Good morning!

‘Locally Acquired Foreign Accent (LAFA) in Contemporary Ghana’ is the title of a paper written by Joe Arthur Shoba, Kari Dako and Elizabeth Orfson-Offei. I read the paper and decided to borrow the title for today’s article.
We do it too. Right from copying the twang to the expressions, we tend to imitate the Yankees as if we were born in the country itself. And perhaps it’s the concept of ‘American dream’ that fascinates us to American accent the most.

An American movie, a job in a call centre (that caters to the American clientele), a relative in the US or a visit from an American — any of these can trigger of the attack of speaking in that strange accent that can only come from the mouth of someone who has locally acquired the American accent.
Obviously, one doesn’t know whether to laugh or to scowl when one hears a local bloke speaking in accented but grammatically wrong English. However, despite the irritation, one can hardly admonish people for sounding weird. It is everyone’s prerogative to speak the way he or she likes to.
There is a remarkable difference between American English and British English, understandably then, the difference in their pronunciations is only natural. The main reason for this dissimilarity is the history of American English.
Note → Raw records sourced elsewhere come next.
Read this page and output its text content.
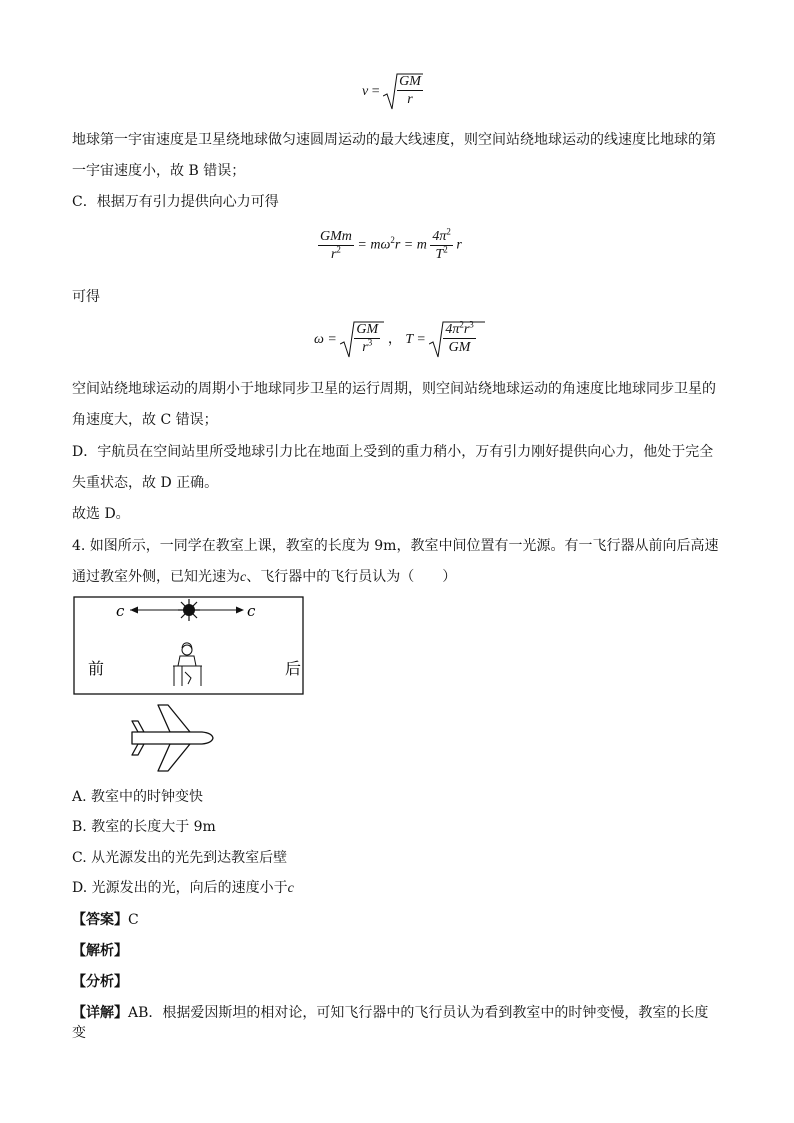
$v = \frac{GM}{r}$
地球第一宇宙速度是卫星绕地球做匀速圆周运动的最大线速度，则空间站绕地球运动的线速度比地球的第
一宇宙速度小，故 B 错误；
C．根据万有引力提供向心力可得
$\frac{\text{GMm}}{r^2} = m\omega^2r = m \frac{4\pi^2}{T^2}$ r
可得
$\omega = \frac{GM}{r^3}$ ， $T = \frac{4\pi^2r^3}{GM}$
空间站绕地球运动的周期小于地球同步卫星的运行周期，则空间站绕地球运动的角速度比地球同步卫星的
角速度大，故 C 错误；
D．宇航员在空间站里所受地球引力比在地面上受到的重力稍小，万有引力刚好提供向心力，他处于完全
失重状态，故 D 正确。
故选 D。
4. 如图所示，一同学在教室上课，教室的长度为 9m，教室中间位置有一光源。有一飞行器从前向后高速
通过教室外侧，已知光速为c、飞行器中的飞行员认为（　　）
c	c
前	后
A. 教室中的时钟变快
B. 教室的长度大于 9m
C. 从光源发出的光先到达教室后壁
D. 光源发出的光，向后的速度小于c
【答案】C
【解析】
【分析】
【详解】AB．根据爱因斯坦的相对论，可知飞行器中的飞行员认为看到教室中的时钟变慢，教室的长度变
At the time when the British established their colonies in America, there were so many diverse groups with their own distinct cultures and languages (French, German, Dutch, Italian, Yiddish, African languages, Native American languages), each group received the British English in its own way and moulded the spellings and pronunciation to suit its own purpose.
“In 1607, the first colony was established in Jamestown in Virginia (the state was named after Elizabeth I, the virgin queen). (It might also be useful to remember that this is around the time of Shakespeare’s writing, so the English that the settlers would have used then would be a kind of Shakespearian English.) Others followed, notably the group on board the Mayflower, who became known as the ‘pilgrim fathers’ of America, and settled in Plymouth in Massachusetts in 1620. New colonies were being added until there were 13 colonies in 1733 – all on the east coast of the continent.”
Thus, within America itself, there a number of different dialects, so someone coming from Texas would have a typical Texan drawl that’ll be completely different from the accent of the person who comes from Mississippi. There are supposed to be eight major English dialects in
North America.
Coming back to LAFA, when we emulate the American accent, we don’t really know what accent are we emulating.
So you see the diversity in American English makes it impossible for it to be learnt locally. If, however, there is a compulsion to sound like an American, do care to find out the specific region. A few ways to acquire the accent:
1 Watch American movies. Watch the movements of the mouth and the lips and practice the idiomatic expressions used.
2 Watch movies with subtitles. As you progress watch movies without the subtitles.
3 Select the American songs of your liking and sing along.
4 It will be difficult, but if you can, make friends with travelling Americansd invite them home.
5 Together with the accent, also brush up on your American vocabulary. You can’t speak in a fake American accent, while using British vocabulary.
I am sure following the method will help you learn American accent. But you must remember that unless it’s essential, stick to the Indian accent.